Au Nord du Bénin, dans la région pauvre de l’Atacora, l’hôpital Saint-Jean-de-Dieu est devenu une référence médicale en Afrique, visité par de nombreux spécialistes européens. A son origine, le frère Florent, un missionnaire italien qui depuis un demi-siècle consacre chaque minute de sa vie à soigner les malades et à pérenniser l’institution.
Il est rare de rencontrer des êtres vraiment hors du commun, de ceux qui laisseront une œuvre derrière eux, qui plus est quand cette œuvre sauve des dizaines de milliers de vies chaque année. L’homme dont nous allons vous raconter l’histoire s’appelle le frère Florent. Il est le médecin chef de l’hôpital Saint-Jean-de-Dieu de Tanguieta, au nord du Bénin, dans l’Atacora, province enclavée entre le Togo et le Burkina Faso.
Nous l’avons vu cavaler, des soins intensifs aux urgences, répondre tantôt à son téléphone, tantôt aux malades qui l’apostrophent dans les couloirs, la prothèse de l’un, la clavicule de l’autre, inspecter la toiture d’un bâtiment avec la méticulosité d’un chef de chantier, filer au bloc opératoire, y enchaîner plusieurs opérations à la suite. Nous nous sommes demandé : comment fait-il ? Et plus encore : combien de temps encore cet homme de 72 ans pourra-t-il supporter un tel rythme ?
« C’est un saint ! »
Energie stupéfiante, qui façonne le corps du frère Florent, sec et longiligne, nerveux et alerte, ses lunettes rectangulaires renforçant un peu plus encore le profil émacié d’un visage agrémenté d’une petite barbe drue. Regard à la fois bienveillant et inquiet. Ce dimanche de la fin juillet, quand il nous convie dans son bureau – bric-à-brac avec ventilo et empilements de valises vides –, cela fait trois jours que nous sommes à Tanguieta pour un reportage sur les morsures de serpent, fléau qui tue 40.000 personnes chaque année en Afrique. Mais Florent nous intrigue. Les commentaires sur lui. Un malade : « C’est un saint ! ». Maxime Timanty, infirmier au dispensaire de Dasseri, un village à 25 kilomètres d’ici :
« Les gens prétendent que s’il te touche, tu seras guéri. »
Malik, notre chauffeur : « Il ne s’arrête jamais. A 4 heures du matin, il est en train de répondre à ses mails. » D’autres encore le surnomment « le sorcier blanc ». A six heures, après une nuit orageuse — nous sommes à la saison des pluies –, nous tombons nez à nez avec lui devant la chapelle où il va prier. Quand se repose-t-il ? Frère Boniface, le directeur administratif de Saint-Jean de Dieu, raconte :
« Ici, les gens croient que l’hôpital appartient à Florent. Ils veulent ne se faire soigner que par lui. En 2005, quand on a révisé les tarifs, on a doublé les siens, pour encourager les malades à aller voir d’autres médecins.
Mais cela a eu l’effet inverse : ils ont vu la preuve qu’avec Florent, c’était vraiment mieux ! C’est pour ça qu’il lui arrive de finir sa journée après minuit. »
Le matin, lors des consultations, ils sont des dizaines à s’entasser, des heures durant et sans broncher, dans un couloir étroit, devant la porte du bureau numéro 2, où il reçoit. Certains viennent du Togo ou du Burkina. Odeurs de sueur et d’humidité. Dehors, dans le ciel gris, on voit tourbillonner vautours et chauve-souris.

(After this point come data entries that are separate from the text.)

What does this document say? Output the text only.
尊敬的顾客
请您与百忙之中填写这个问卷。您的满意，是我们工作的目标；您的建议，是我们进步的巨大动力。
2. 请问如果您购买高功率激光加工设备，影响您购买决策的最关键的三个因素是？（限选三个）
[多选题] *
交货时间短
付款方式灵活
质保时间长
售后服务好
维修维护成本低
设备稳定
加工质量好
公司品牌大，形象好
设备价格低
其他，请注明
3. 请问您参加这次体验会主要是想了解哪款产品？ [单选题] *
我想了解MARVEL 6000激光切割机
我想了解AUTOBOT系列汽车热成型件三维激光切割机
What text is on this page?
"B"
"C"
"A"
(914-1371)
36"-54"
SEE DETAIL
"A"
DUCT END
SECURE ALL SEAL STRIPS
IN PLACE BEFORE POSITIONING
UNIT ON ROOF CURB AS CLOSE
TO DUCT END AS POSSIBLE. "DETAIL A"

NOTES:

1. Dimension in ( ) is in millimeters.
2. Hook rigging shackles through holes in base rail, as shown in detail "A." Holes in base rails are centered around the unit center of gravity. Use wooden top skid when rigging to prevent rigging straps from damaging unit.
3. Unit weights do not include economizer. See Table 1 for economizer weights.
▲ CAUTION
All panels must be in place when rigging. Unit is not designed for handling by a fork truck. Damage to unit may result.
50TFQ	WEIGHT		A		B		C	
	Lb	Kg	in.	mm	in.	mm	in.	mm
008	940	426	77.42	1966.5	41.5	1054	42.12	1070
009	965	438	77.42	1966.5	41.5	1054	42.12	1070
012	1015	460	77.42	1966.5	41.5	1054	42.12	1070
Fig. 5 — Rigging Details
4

Du samedi après-midi au dimanche à l’aube, frère Florent n’a pas quitté le « bloc ». Il a opéré six malades. Nous avons assisté à l’une de ces opérations. Un enfant de 8 ans, intestins perforés à cause de la typhoïde, épidémie qui fait des ravages depuis le début de l’année. Le gosse avait des traces de scarification sur le ventre. « Ce sont des guérisseurs qui ont fait ça, nous avait dit Florent, tout en nettoyant les intestins de la surmembrane abondante (matières fécales). Les parents arrivent sans un sou en poche, alors qu’on en est à la troisième semaine de maladie. Ils ont tout dépensé dans ce genre de cérémonies. » Une partie de l’intestin de l’enfant a dû être sacrifiée.